在本申请的一些实施例中,所述索引值计算模块,用于根据所述主要声道信号的基音周期估计值确定所述次要声道信号的闭环基音周期整数部分loc_T0,和所述次要声道信号的闭环基音周期分数部分loc_frac_prim;通过如下方式计算出所述次要声道信号的基音周期索引值soft_reuse_index:
soft_reuse_index=(N*pitch_soft_reuse+pitch_frac_soft_reuse)﹣(N*loc_T0+loc_frac_prim)+soft_reuse_index_high_limit/M;
其中,所述pitch_soft_reuse表示所述次要声道信号的基音周期估计值的整数部分,所述pitch_frac_soft_reuse表示所述次要声道信号的基音周期估计值的分数部分,所述soft_reuse_index_high_limit表示所述次要声道信号的基音周期索引值上限,所述N表示所述次要声道信号被划分的子帧个数,所述M表示所述次要声道信号的基音周期索引值上限的调整因子,M为非零的实数,所述*表示相乘运算符,所述+表示相加运算符,所述﹣表示相减运算符。

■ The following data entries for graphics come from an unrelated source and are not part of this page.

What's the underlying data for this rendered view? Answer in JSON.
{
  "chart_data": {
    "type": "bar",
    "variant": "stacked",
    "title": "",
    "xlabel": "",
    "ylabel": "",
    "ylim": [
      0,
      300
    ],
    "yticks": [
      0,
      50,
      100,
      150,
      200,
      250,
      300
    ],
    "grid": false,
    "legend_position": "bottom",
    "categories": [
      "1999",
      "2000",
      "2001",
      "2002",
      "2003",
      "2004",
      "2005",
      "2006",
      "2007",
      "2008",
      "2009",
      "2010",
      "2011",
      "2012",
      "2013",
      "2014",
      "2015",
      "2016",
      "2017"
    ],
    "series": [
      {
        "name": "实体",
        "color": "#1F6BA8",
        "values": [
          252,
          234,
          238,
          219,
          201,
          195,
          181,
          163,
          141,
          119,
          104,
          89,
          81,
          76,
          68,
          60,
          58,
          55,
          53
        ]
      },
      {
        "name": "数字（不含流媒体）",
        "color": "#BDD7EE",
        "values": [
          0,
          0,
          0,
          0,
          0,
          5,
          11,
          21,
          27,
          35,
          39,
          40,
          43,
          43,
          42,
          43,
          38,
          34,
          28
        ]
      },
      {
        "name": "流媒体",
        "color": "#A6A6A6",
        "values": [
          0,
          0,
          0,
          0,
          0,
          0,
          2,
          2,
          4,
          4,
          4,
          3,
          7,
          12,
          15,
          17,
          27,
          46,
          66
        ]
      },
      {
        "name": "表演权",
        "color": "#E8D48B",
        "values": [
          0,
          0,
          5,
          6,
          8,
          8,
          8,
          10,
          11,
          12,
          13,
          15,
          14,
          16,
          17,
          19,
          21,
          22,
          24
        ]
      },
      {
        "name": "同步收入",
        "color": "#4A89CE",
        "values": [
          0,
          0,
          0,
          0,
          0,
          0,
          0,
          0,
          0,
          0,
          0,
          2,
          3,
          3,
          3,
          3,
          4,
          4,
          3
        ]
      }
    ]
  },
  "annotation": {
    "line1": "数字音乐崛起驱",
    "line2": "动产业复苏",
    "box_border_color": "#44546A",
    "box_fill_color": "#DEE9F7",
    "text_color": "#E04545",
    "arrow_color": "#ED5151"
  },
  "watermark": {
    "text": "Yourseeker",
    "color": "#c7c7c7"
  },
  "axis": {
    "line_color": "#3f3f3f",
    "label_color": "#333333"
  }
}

在本申请的一些实施例中,所述立体声编码装置应用于所述当前帧的编码速率低于预设的速率阈值的立体声编码场景;
所述速率阈值为如下取值中的至少一种:13.2千比特每秒kbps、16.4kbps、或24.4kbps。
请参阅图11所示,本申请实施例提供的一种立体声解码装置1100,可以包括:确定模块1101、值获取模块1102、差分解码模块1103,其中,
确定模块1101,用于根据接收到的立体声编码码流确定是否对次要声道信号的基音周期进行差分解码;
值获取模块1102,用于当确定对所述次要声道信号的基音周期进行差分解码时,从所述立体声编码码流中获取当前帧的主要声道信号的基音周期估计值和所述当前帧的次要声道信号的基音周期索引值;
差分解码模块1103,用于根据所述主要声道信号的基音周期估计值和所述次要声道信号的基音周期索引值,对所述次要声道信号的基音周期进行差分解码,以得到所述次要声道信号的基音周期估计值,所述次要声道信号的基音周期估计值用于对所述立体声编码码 流进行解码。
在本申请的一些实施例中,所述确定模块,用于从所述当前帧中获取次要声道基音周期差分编码标识;当所述次要声道基音周期差分编码标识为预设的第一值时,确定对所述次要声道信号的基音周期进行差分解码。
在本申请的一些实施例中,所述立体声解码装置,还包括:独立解码模块,其中,
独立解码模块,用于当确定不对所述次要声道信号的基音周期进行差分解码、且不复用所述主要声道信号的基音周期估计值作为所述次要声道信号的基音周期时,从所述立体声编码码流中解码所述次要声道信号的基音周期。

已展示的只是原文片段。